I should clarify that this wasn't just a person, it was a street takeover. I happened to be circled by one car but there were at least five in the gas station waiting their turn and a crowd of 20+ people on the sidewalk cheering them on. It's a routine thing that I hear from my house probably once a week. If they were selling drugs or doing deals we'd call it organized crime. Massive problem in big cities, I'm sure you've heard the news, and nothing gets done so in those places it is truly lawless and out of control. I don't want that to happen here.

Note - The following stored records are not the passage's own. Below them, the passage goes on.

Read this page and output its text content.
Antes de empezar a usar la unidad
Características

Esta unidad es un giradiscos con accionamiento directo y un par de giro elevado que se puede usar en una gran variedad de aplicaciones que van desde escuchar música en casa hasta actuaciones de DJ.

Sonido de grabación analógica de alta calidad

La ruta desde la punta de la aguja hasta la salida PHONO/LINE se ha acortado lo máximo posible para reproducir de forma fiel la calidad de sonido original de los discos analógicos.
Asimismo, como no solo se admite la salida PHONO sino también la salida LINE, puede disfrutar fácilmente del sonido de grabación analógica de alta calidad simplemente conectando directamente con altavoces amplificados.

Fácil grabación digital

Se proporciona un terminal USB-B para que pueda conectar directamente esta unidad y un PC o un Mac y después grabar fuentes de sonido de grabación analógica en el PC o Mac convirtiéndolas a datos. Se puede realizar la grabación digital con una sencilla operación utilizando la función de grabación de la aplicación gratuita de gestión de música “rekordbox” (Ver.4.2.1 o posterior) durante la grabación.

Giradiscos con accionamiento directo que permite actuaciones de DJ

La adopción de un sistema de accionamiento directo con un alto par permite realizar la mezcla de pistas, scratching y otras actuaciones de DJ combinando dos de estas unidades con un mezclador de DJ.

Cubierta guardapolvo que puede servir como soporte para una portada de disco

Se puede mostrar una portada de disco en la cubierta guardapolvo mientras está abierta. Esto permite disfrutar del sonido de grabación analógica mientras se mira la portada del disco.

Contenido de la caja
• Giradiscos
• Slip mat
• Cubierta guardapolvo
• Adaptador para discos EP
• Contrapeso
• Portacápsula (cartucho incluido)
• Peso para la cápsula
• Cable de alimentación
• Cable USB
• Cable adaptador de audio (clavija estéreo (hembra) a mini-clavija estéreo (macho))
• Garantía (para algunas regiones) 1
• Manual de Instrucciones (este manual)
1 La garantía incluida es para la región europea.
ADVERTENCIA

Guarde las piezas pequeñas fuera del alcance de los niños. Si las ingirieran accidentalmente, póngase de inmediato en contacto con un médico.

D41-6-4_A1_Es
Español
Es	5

Also, whether the reps will do anything about this lawlessness problem… IDK how it’d play out in Ohio, but in Sweden, our government was elected two years ago in part cuz they promised to tackle gang crime which especially in bigger cities has gotten increasingly worse over the past couple years. Two years later, there appears to be no difference. If anything, the cynic in me would argue that they’re expoiting the crime just to get elected, but what do I know. Even in the US, as showcased by @UKMikey in the election thread:
Point is, I’m not sure if the Reps should ever be trusted with… anything? I can understand the frustration about the perceived lawlessness, but I’d also try to consider why it’s happening, especially post-2020. Long-covid? Climate change-induced nihilism? Sensational news reporting (not necessarily appliable in all cases, like yours)? You even suggest it in your own comment:
I'm curious what your take is on this in European society. In America, I'm percieving a widespread lack of accountability, both within individual behavior, as well as people interacting with each other. Basic concepts of decency are gone unless you're in a relatively wealthy area of a city and there seems to be almost no social enforcement of decency anymore. Nobody corrects other people or calls them out when they're doing something wrong.
A tiny car-related example. As a child I was taught that when somebody is driving without their headlights on, you flash at them, or you flicker your lights on and off to get their attention and figure it out. That used to be a widely understood norm but today it's perceived as a threat. How the hell did that happen? I've never seen more cars in my life driving without headlights on when it's freaking dark out, and I could write a whole thing on the causes of this but the immediate solution of being corrected by your peers simply stopped happening. Today, people allow other people to have bad behavior, and the bad behavior persists and grows out of control. Little details like this add up and eventually result in a society full of morons who have no idea what they're doing and nobody to correct them.
The authorities can quote violent crime statistics all they want and tell me crime is improving and all that, fine. Good. But it's clear to me that at the individual level society has fallen further out of order and generally gotten stupider as I've gotten older. Nobody gives a flying crap anymore about anything, and they won't stand up and tell somebody to their face that they're being an ass, and they won't scold or punish anymore, and they won't enforce anything person to person because literally everything as perceived as a threat these days. Obviously there's a huge difference between what I'm talking about here and what I did last night - nobody thinks it's a good idea to walk up to a group of 20 assholes and think you're going to solve that problem in a reasonable way.
People are softer and dumber than ever. Bunch of degenerates with no respect. Who raised these assholes, Gen X?